Desirable social change doesn't happen without practice, except by accident.  Artists often wait for an accident called "inspiration".  Suppose that weren't the case?

Art can be a laboratory in which to test ideas that one's situation forbids testing elsewhere (let's say in "real life").  (In much of the art world, the above sentence is, alas, one of those ideas.)  That's assuming, of course, that people can have more than one idea at once, and can even have thousands of ideas in a lifetime.  Many people have been told that's impossible, and that's how they act:  as if the four or five ideas that make up their "identity" were slightly malleable, but not increasable.   People often judge an idea as if they were weighing the desirability of it being the only idea they'll ever have.  (Think of all the success stories about billionaires which begin "He had
just one idea:  Bendable Forks.")

An artwork can hold an idea which isn't yet heavy enough to stay down by itself.  I can walk away from that artwork and come back years later -- the idea hasn't floated away.  Some ideas I wouldn't recognize or even remember if I didn't remember artwotk where I coudl find them.  One of the practical ways art promotes and protects multiple ideas is by giving us someplace to put them.

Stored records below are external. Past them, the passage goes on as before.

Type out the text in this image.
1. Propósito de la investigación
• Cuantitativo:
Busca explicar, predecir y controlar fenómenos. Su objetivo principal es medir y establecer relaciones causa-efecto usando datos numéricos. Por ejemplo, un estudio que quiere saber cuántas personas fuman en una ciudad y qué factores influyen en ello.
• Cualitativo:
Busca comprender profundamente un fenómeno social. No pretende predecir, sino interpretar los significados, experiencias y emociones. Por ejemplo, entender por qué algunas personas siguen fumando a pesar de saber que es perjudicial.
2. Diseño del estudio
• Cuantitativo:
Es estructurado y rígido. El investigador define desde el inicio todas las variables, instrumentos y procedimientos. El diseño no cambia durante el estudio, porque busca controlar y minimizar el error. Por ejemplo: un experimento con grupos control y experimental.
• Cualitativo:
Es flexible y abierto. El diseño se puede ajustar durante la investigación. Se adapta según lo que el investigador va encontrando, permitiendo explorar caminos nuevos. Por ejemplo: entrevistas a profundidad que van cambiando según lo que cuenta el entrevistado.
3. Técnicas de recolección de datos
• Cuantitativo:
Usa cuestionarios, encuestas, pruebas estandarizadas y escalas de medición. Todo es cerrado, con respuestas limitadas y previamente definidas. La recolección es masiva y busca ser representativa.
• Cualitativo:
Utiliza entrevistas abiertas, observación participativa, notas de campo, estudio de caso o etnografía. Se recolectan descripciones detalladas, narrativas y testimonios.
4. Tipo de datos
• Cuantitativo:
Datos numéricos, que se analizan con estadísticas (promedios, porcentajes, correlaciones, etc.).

Humor is a temporary anaesthetic to fear.  Fear includes the desire for someone else to make decisions for you.  Contributing to the climate of fear and emotional / intellectual anxiety which serves our current leaders so well is a job commercial art performs easily.  Too many noncommercial artists attempt to perform with difficulty the jobs commercial art performs easily.

Thoughtfulness is a desirable political state.  So art that provokes thought can be "political," even when its content is abstract or everyday.  Explicitly political content needs to be made  thought-provoking, since we are numbed to it, not just by the culture we live in, but also by the numbing character of our political system itself.  It's desirable for any work of art to contain an irritant that disturbs the comfort of anyone who already "agrees."  This can be a surprising shift in tone, an element that doesn't fit, an awkwardness or "wrongness" in music, color, movement, etc.--anything that calls for more thought and change on the part of perfomer and audience as well as the world.  Art is utopian in the best sense, where utopia is defined not as a final paradise, but as a profusion of new ways to imagine and solve new and more productive problems.

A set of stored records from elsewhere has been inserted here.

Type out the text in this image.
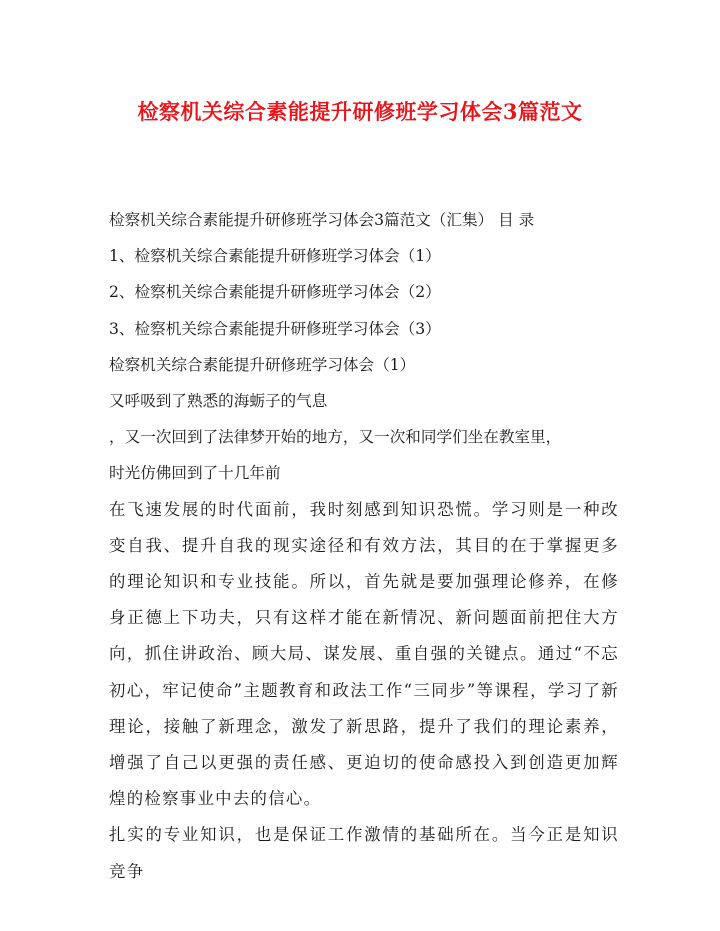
检察机关综合素能提升研修班学习体会3篇范文
检察机关综合素能提升研修班学习体会3篇范文（汇集） 目 录
1、检察机关综合素能提升研修班学习体会（1）
2、检察机关综合素能提升研修班学习体会（2）
3、检察机关综合素能提升研修班学习体会（3）
检察机关综合素能提升研修班学习体会（1）
又呼吸到了熟悉的海蛎子的气息
，又一次回到了法律梦开始的地方，又一次和同学们坐在教室里，
时光仿佛回到了十几年前

在飞速发展的时代面前，我时刻感到知识恐慌。学习则是一种改变自我、提升自我的现实途径和有效方法，其目的在于掌握更多的理论知识和专业技能。所以，首先就是要加强理论修养，在修身正德上下功夫，只有这样才能在新情况、新问题面前把住大方向，抓住讲政治、顾大局、谋发展、重自强的关键点。通过“不忘初心，牢记使命”主题教育和政法工作“三同步”等课程，学习了新理论，接触了新理念，激发了新思路，提升了我们的理论素养，增强了自己以更强的责任感、更迫切的使命感投入到创造更加辉煌的检察事业中去的信心。

扎实的专业知识，也是保证工作激情的基础所在。当今正是知识竞争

Art should suggest that problems are there to be solved, even if, or because, the characters in the artwork didn't solve them.  In commercial art, everyone identifies with the main character's apparent relief that he died before having to solve the problem.

Art needs to educate because nothing else will -- we no longer have an education system in the U.S.  Anyone who knows anything is an autodidact, and despite the contempt many have for "learning", everyone enjoys becoming smarter.  Art doesn't have to become school to explore that enjoyment.

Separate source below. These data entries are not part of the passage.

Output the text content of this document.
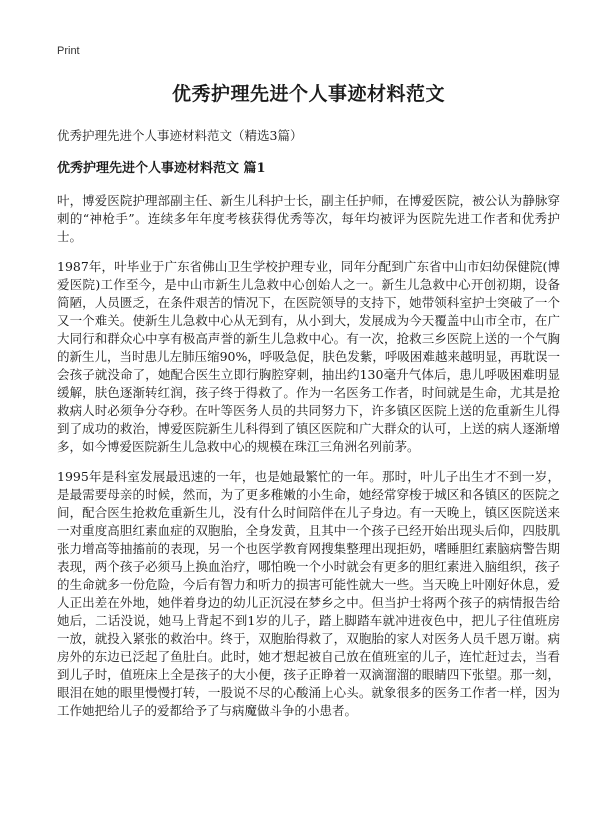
Print
优秀护理先进个人事迹材料范文
优秀护理先进个人事迹材料范文（精选3篇）
优秀护理先进个人事迹材料范文 篇1

叶，博爱医院护理部副主任、新生儿科护士长，副主任护师，在博爱医院，被公认为静脉穿刺的“神枪手”。连续多年年度考核获得优秀等次，每年均被评为医院先进工作者和优秀护士。

1987年，叶毕业于广东省佛山卫生学校护理专业，同年分配到广东省中山市妇幼保健院(博爱医院)工作至今，是中山市新生儿急救中心创始人之一。新生儿急救中心开创初期，设备简陋，人员匮乏，在条件艰苦的情况下，在医院领导的支持下，她带领科室护士突破了一个又一个难关。使新生儿急救中心从无到有，从小到大，发展成为今天覆盖中山市全市，在广大同行和群众心中享有极高声誉的新生儿急救中心。有一次，抢救三乡医院上送的一个气胸的新生儿，当时患儿左肺压缩90%，呼吸急促，肤色发紫，呼吸困难越来越明显，再耽误一会孩子就没命了，她配合医生立即行胸腔穿刺，抽出约130毫升气体后，患儿呼吸困难明显缓解，肤色逐渐转红润，孩子终于得救了。作为一名医务工作者，时间就是生命，尤其是抢救病人时必须争分夺秒。在叶等医务人员的共同努力下，许多镇区医院上送的危重新生儿得到了成功的救治，博爱医院新生儿科得到了镇区医院和广大群众的认可，上送的病人逐渐增多，如今博爱医院新生儿急救中心的规模在珠江三角洲名列前茅。

1995年是科室发展最迅速的一年，也是她最繁忙的一年。那时，叶儿子出生才不到一岁，是最需要母亲的时候，然而，为了更多稚嫩的小生命，她经常穿梭于城区和各镇区的医院之间，配合医生抢救危重新生儿，没有什么时间陪伴在儿子身边。有一天晚上，镇区医院送来一对重度高胆红素血症的双胞胎，全身发黄，且其中一个孩子已经开始出现头后仰，四肢肌张力增高等抽搐前的表现，另一个也医学教育网搜集整理出现拒奶，嗜睡胆红素脑病警告期表现，两个孩子必须马上换血治疗，哪怕晚一个小时就会有更多的胆红素进入脑组织，孩子的生命就多一份危险，今后有智力和听力的损害可能性就大一些。当天晚上叶刚好休息，爱人正出差在外地，她伴着身边的幼儿正沉浸在梦乡之中。但当护士将两个孩子的病情报告给她后，二话没说，她马上背起不到1岁的儿子，踏上脚踏车就冲进夜色中，把儿子往值班房一放，就投入紧张的救治中。终于，双胞胎得救了，双胞胎的家人对医务人员千恩万谢。病房外的东边已泛起了鱼肚白。此时，她才想起被自己放在值班室的儿子，连忙赶过去，当看到儿子时，值班床上全是孩子的大小便，孩子正睁着一双滴溜溜的眼睛四下张望。那一刻，眼泪在她的眼里慢慢打转，一股说不尽的心酸涌上心头。就象很多的医务工作者一样，因为工作她把给儿子的爱都给予了与病魔做斗争的小患者。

Art can connect ideas and events in a way that the news media, with its carving up of information into articles, features, and columns, never can.  It can juxtapose events from widely differing scales, fields, and times, often in counter-intuitive and revealing ways.  So one job of artists is to defend and promote the counter-intuitive;  this is essential when most immediately available arguments turn out to support the way things, and people, already are.

Artists should declare their work to be in opposition to war on Iraq, even if that work consists of smearing old LPs with chili paste while reciting Chaucer.  The people who don't want our work to be funded want to spend billions on untested and unreliable missile systems, so we needn't feel bad about needing money.  (We try to remember that there's a difference between needing money to live, which we all do, and needing money to make art, which Spielberg does.)

Art needs to display its feelings, not just the fact that it feels.  Art should argue against any situation in which people say the art is beautiful because otherwise nothing would be.

Activism needs art.  Nearly everyone gets bored at rallies when all that happens is rant.  The most successful public events entail as much art as talk.  And the most absurd, apparently off-base art can draw more attention to a demonstration or talk than the best speakers.

Art should leave us with the feeling that the work and the fun are just beginning.  The world changes, whether we want it or not.  We wish to become experts at wanting it.  No-one can become an expert without practice.  Art can become a world (individual and social) in which we practice, and have help practicing.